Ahh, summer vacation. Toes in the sand. Sun on skin. Lazy days by the lake. Idle trips to cultural attractions. Hikes reaching breath-taking views. Yummy dinners. Great company. Good times. Everyone looks forward to vacation, whether it's a big one that has been dreamed about for years, or a quick get-away to escape an otherwise hectic life. For anyone with a family (that means EVERYONE), however, vacation is an oxymoron. I've written before about my 2 month summer work hiatus with the kids, and Andy's assertion that my time not at work is my "bon-bon" summer. Well, this summer, I am a part-time working girl so my bon-bons are limited to long weekends and the big cake was a 4 day adventure along the New England coast.
I knew that giving up the lazy days of summer, mornings in pjs, coffee on the deck would be hard so, of course, the 4 day family adventure had to be the best trip ever, or else. I mapped it all out weeks in advance. I checked the weather daily, plotting our itinerary to align with the sun and clouds. I got the oil changed in the car, packed the bags, made snacks, filled water bottles, and waited...and waited for Andy. As a planner, I had it all mapped out. We had a 6.5 hour drive, not including food and potty stops. We would leave in the early evening, get more than half way there so that the next day we could wake up early and get to our destination, aka the beach, before Noon. Well, 11 o'clock. Exactly. That was the plan. The plan in my head. The plan of my dreams.

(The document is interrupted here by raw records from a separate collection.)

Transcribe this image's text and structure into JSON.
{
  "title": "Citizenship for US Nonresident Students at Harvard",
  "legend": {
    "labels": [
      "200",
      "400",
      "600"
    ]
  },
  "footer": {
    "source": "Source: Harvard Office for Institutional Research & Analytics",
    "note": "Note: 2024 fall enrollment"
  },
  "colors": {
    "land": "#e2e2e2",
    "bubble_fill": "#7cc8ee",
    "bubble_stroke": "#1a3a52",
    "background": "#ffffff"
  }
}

Andy arrived home that evening LATE. He puttered around, shuffling papers, moving junk around in his office, checking email, and we left an hour and a half later than I'd planned. Which, I should have known better because Andy runs one and a half hours late on average. We got less than half way to our destination, very late. Everyone was tired and cranky. Me, being the rigid gal that I am, was the crankiest of all. My panties were in a bunch about the trip before we'd even left. By the time we reached the hotel, those panties were a wedgie.

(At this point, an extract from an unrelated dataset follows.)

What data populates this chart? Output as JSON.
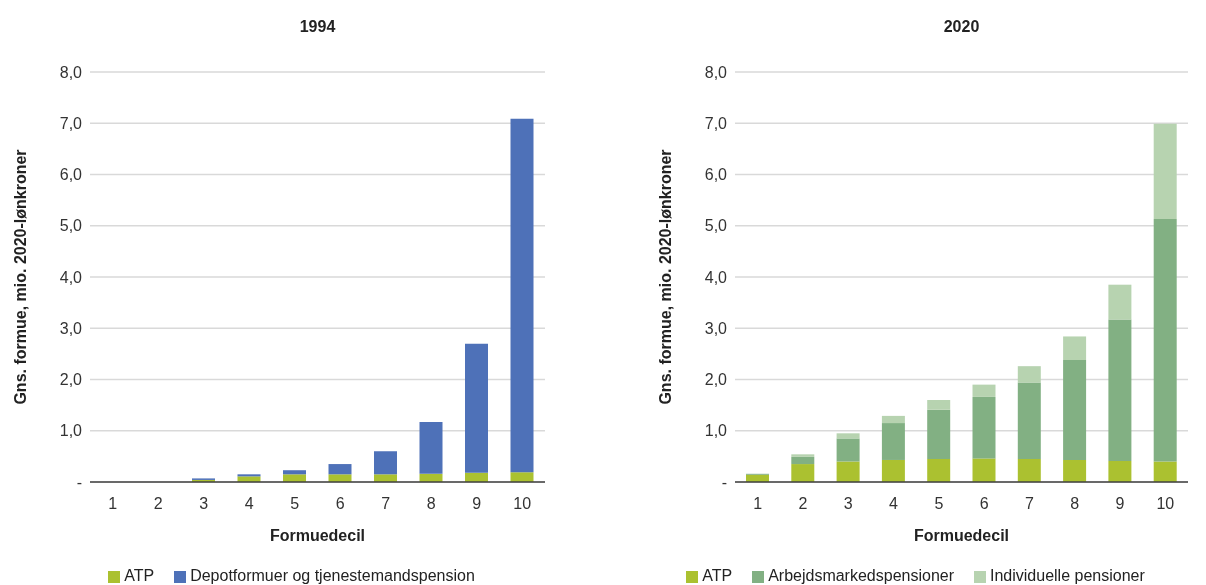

Vacation wrecker 1: traveling with people who have different ideas about schedules and timing.
Of course, we started the next morning with marital bickering. My inability to go with the flow was already wreaking havoc on my perfect summer family vacation. I have this very odd magnetic draw to bodies of water and could feel the panic setting in that we weren't going to get in enough beach time on the only day of the vacation not forecasted to rain or shower(per my hourly checking of weather.com). When Andy asked me why I felt the need to get to our destination by 11 am on the dot, I told him of my desire to get in beach time.

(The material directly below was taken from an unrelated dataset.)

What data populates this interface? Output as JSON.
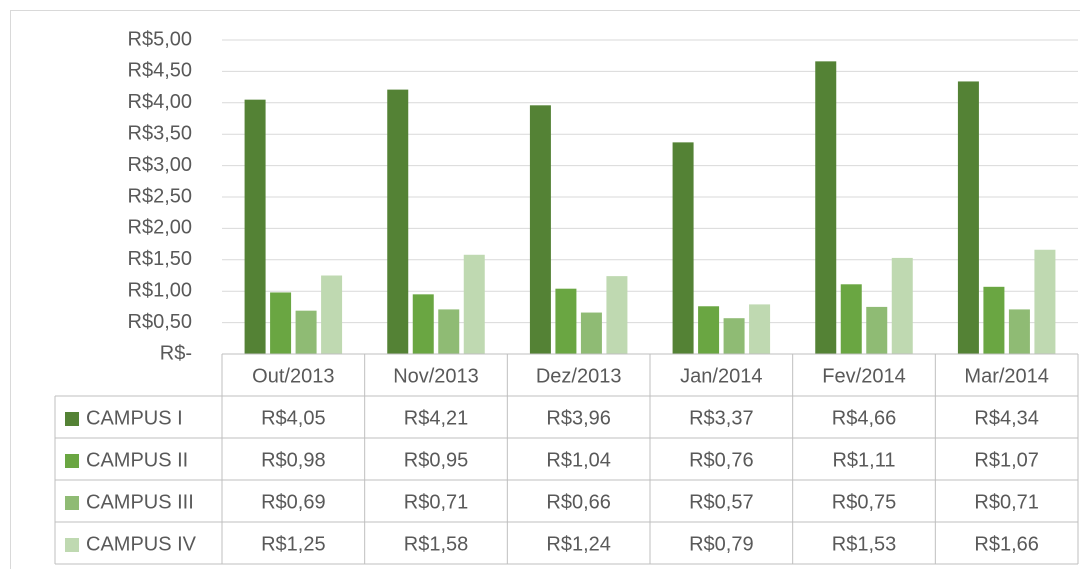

To which he replied, "The beach? We're going to the beach? Is this place near the ocean?"
Vacation wrecker 2: Traveling with people who don't have the same relaxation goals as you. (Nor have an understanding of geography.)
Andy's goals for the NE coastline were fireworks purchases and trips to the state liquor store. Mine were toes in sand, sun on skin, at the beach. He didn't bring a swimsuit and the only firework explosions happening were between the two of us.
Did I mention the kids were with us? They were. So, while we were bickering about the beach and fireworks, the girls were having their own argument in the back seat. Between telling Andy that he was to come to the beach, regardless of his attire, I was shouting, "Hands to yourself! Feet to yourself!" every five minutes. Drinks were spilled. Tears were spilled. Ipads fell out of reach. My dream vacation fell out of reach.
And we hadn't even reached our destination yet.
Vacation wrecker 3: kids.
I don't need to go into detail about the rest of the trip. As are all things in my life with Andy and kids, it was a bizarre mix of being really fun and really horrible and stressful. I loved seeing friends and family. We went to the beach, we ate ice cream, we went for a walk, the girls scootered, Andy got to go to the state liquor store and outlet shopping, and during the wee hours of the morning and darkness of night, we had good conversation with people we haven't seen in a long time. Yet, traveling with your family is not relaxing and that's the crazy expectation I have for vacations. I need them to be relaxing. I need them to be perfect. This must happen for my sanity and well-being. But it didn't happen, so by the end of day 4, I was looking forward to going home, being in our own beds, and getting back to a routine that helped me manage the kids' behavior and Andy's inability to be on time for anything (my trick: we drive separately to everything, go fossil fuel consumption!)I needed to get back to my imperfect life and forget my imperfect vacation.
It's silly to think that vacation would be perfect but it's a dream and a hope. It gets me through the hard days, the chaos of the working week. I long for those lazy summer vacations, even if I've never really had one. I'm sure most of us have the same unrealistic goals for vacation and have had similar experiences to the one I have just highlighted. To help us all, here are my quick tips for having the relaxing vacation of your dreams.
1. Lower your expectations.
2. Keep it simple.
3. Go alone.
There you have it! The three simple things you can do to prevent not crying in public at your favorite tourist destination and to have your very own perfect vacation.